Presque toutes les tumeurs (99 %) trouvées avec une amplification ESR1 surexpriment le récepteur estrogène contre seulement deux tiers (66,6 %) des cancers sans amplification ESR1.
Ils ont ensuite évalué l'effet de cette amplification sur la réponse à l'hormonothérapie.
Chez 175 femmes qui avaient reçu une monothérapie adjuvante par tamoxifène, la survie est significativement plus longue pour les femmes hébergeant une amplification ESR1, que pour les femmes ayant un cancer exprimant le récepteur estrogène mais sans amplification ESR1.
Donc, notent les chercheurs, « l'amplification d'ESR1 pourrait jouer un rôle clé pour identifier un sous-type de cancers du sein, et peut-être d'autres maladies du sein prolifératives, qui ont une expression du récepteur estrogène particulièrement élevée et qui pourraient se prêter de façon optimale à l'hormonothérapie ».
Il convient de noter que l'équipe a également trouvé l'amplification ESR1 dans des maladies du sein bénignes et précancéreuses. « Cela suggère que l'amplification ESR1 pourrait être un mécanisme commun dans la maladie proliférative, et une altération génétique très précoce dans un grand sous-groupe de cancers du sein », concluent-ils.
« Nous avons découvert que le gène ESR1 codant pour le récepteur estrogène alpha peut subir fréquemment une amplification (jusqu'à 20 % des cas), ce qui le place parmi les altérations génétiques les plus fréquentes dans le cancer du sein », explique au « Quotidien » le Dr Ronald Simon.
Un événement précoce, voire initial.
« L'amplification ESR1 apparaît être un événement précoce, sinon initial, dans cette large fraction de cancers du sein, et pourrait représenter, par conséquent, une nouvelle voie moléculaire vers le cancer du sein. »
« Les femmes porteuses de tumeurs avec amplification ESR1 pourraient davantage bénéficier du traitement par tamoxifène que les femmes porteuses de tumeurs ER-positives sans amplification ESR1. »
Le chercheur entrevoit d'éventuelles applications possibles pour le test génétique ERS1 :
« Les femmes ayant des cancers avec amplification ESR1 pourraient répondre tellement bien au tamoxifène ou aux autres inhibiteurs ER qu'elles n'auraient pas besoin de chimiothérapie supplémentaire.

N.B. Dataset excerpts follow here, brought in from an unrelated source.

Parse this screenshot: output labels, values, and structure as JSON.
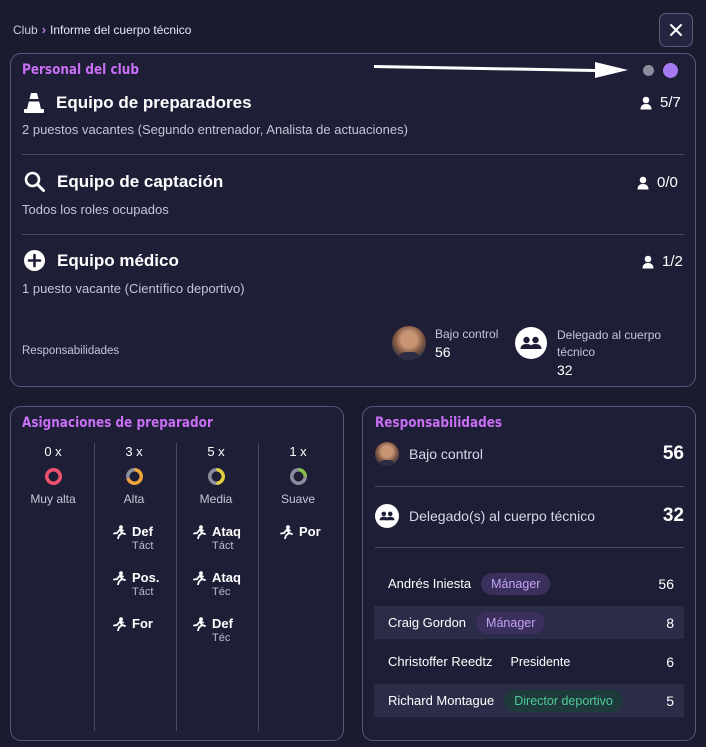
{
  "breadcrumb": {
    "root": "Club",
    "current": "Informe del cuerpo técnico"
  },
  "close_icon": "close-icon",
  "personal": {
    "title": "Personal del club",
    "pager": {
      "count": 2,
      "active_index": 1,
      "active_color": "#a678f2",
      "inactive_color": "#8c8e9e"
    },
    "rows": [
      {
        "title": "Equipo de preparadores",
        "subtitle": "2 puestos vacantes (Segundo entrenador, Analista de actuaciones)",
        "count": "5/7",
        "icon": "cone-icon"
      },
      {
        "title": "Equipo de captación",
        "subtitle": "Todos los roles ocupados",
        "count": "0/0",
        "icon": "magnifier-icon"
      },
      {
        "title": "Equipo médico",
        "subtitle": "1 puesto vacante (Científico deportivo)",
        "count": "1/2",
        "icon": "plus-circle-icon"
      }
    ],
    "responsibilities_label": "Responsabilidades",
    "under_control": {
      "label": "Bajo control",
      "value": "56"
    },
    "delegated": {
      "label": "Delegado al cuerpo técnico",
      "value": "32"
    }
  },
  "assignments": {
    "title": "Asignaciones de preparador",
    "levels": [
      {
        "count": "0 x",
        "label": "Muy alta",
        "color": "#f0506e",
        "fill": 0
      },
      {
        "count": "3 x",
        "label": "Alta",
        "color": "#f0a53c",
        "fill": 0.7
      },
      {
        "count": "5 x",
        "label": "Media",
        "color": "#e0d040",
        "fill": 0.5
      },
      {
        "count": "1 x",
        "label": "Suave",
        "color": "#8ac04a",
        "fill": 0.25
      }
    ],
    "positions": {
      "alta": [
        {
          "label": "Def",
          "sub": "Táct"
        },
        {
          "label": "Pos.",
          "sub": "Táct"
        },
        {
          "label": "For",
          "sub": ""
        }
      ],
      "media": [
        {
          "label": "Ataq",
          "sub": "Táct"
        },
        {
          "label": "Ataq",
          "sub": "Téc"
        },
        {
          "label": "Def",
          "sub": "Téc"
        }
      ],
      "suave": [
        {
          "label": "Por",
          "sub": ""
        }
      ]
    }
  },
  "responsibilities": {
    "title": "Responsabilidades",
    "under_control": {
      "label": "Bajo control",
      "value": "56"
    },
    "delegated": {
      "label": "Delegado(s) al cuerpo técnico",
      "value": "32"
    },
    "people": [
      {
        "name": "Andrés Iniesta",
        "role": "Mánager",
        "style": "purple",
        "value": "56"
      },
      {
        "name": "Craig Gordon",
        "role": "Mánager",
        "style": "purple",
        "value": "8"
      },
      {
        "name": "Christoffer Reedtz",
        "role": "Presidente",
        "style": "plain",
        "value": "6"
      },
      {
        "name": "Richard Montague",
        "role": "Director deportivo",
        "style": "green",
        "value": "5"
      }
    ]
  }
}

Et les femmes ayant une maladie du sein proliférative (non cancéreuse) avec amplification ESR1 pourraient avoir un risque accru de cancer du sein. De telles patientes pourraient être traitées par précaution avec des inhibiteurs ER afin de prévenir le développement du cancer. »
Holst et coll. « Nature Genetics », 8 avril 2007, DOI : 10.1038/ng2006.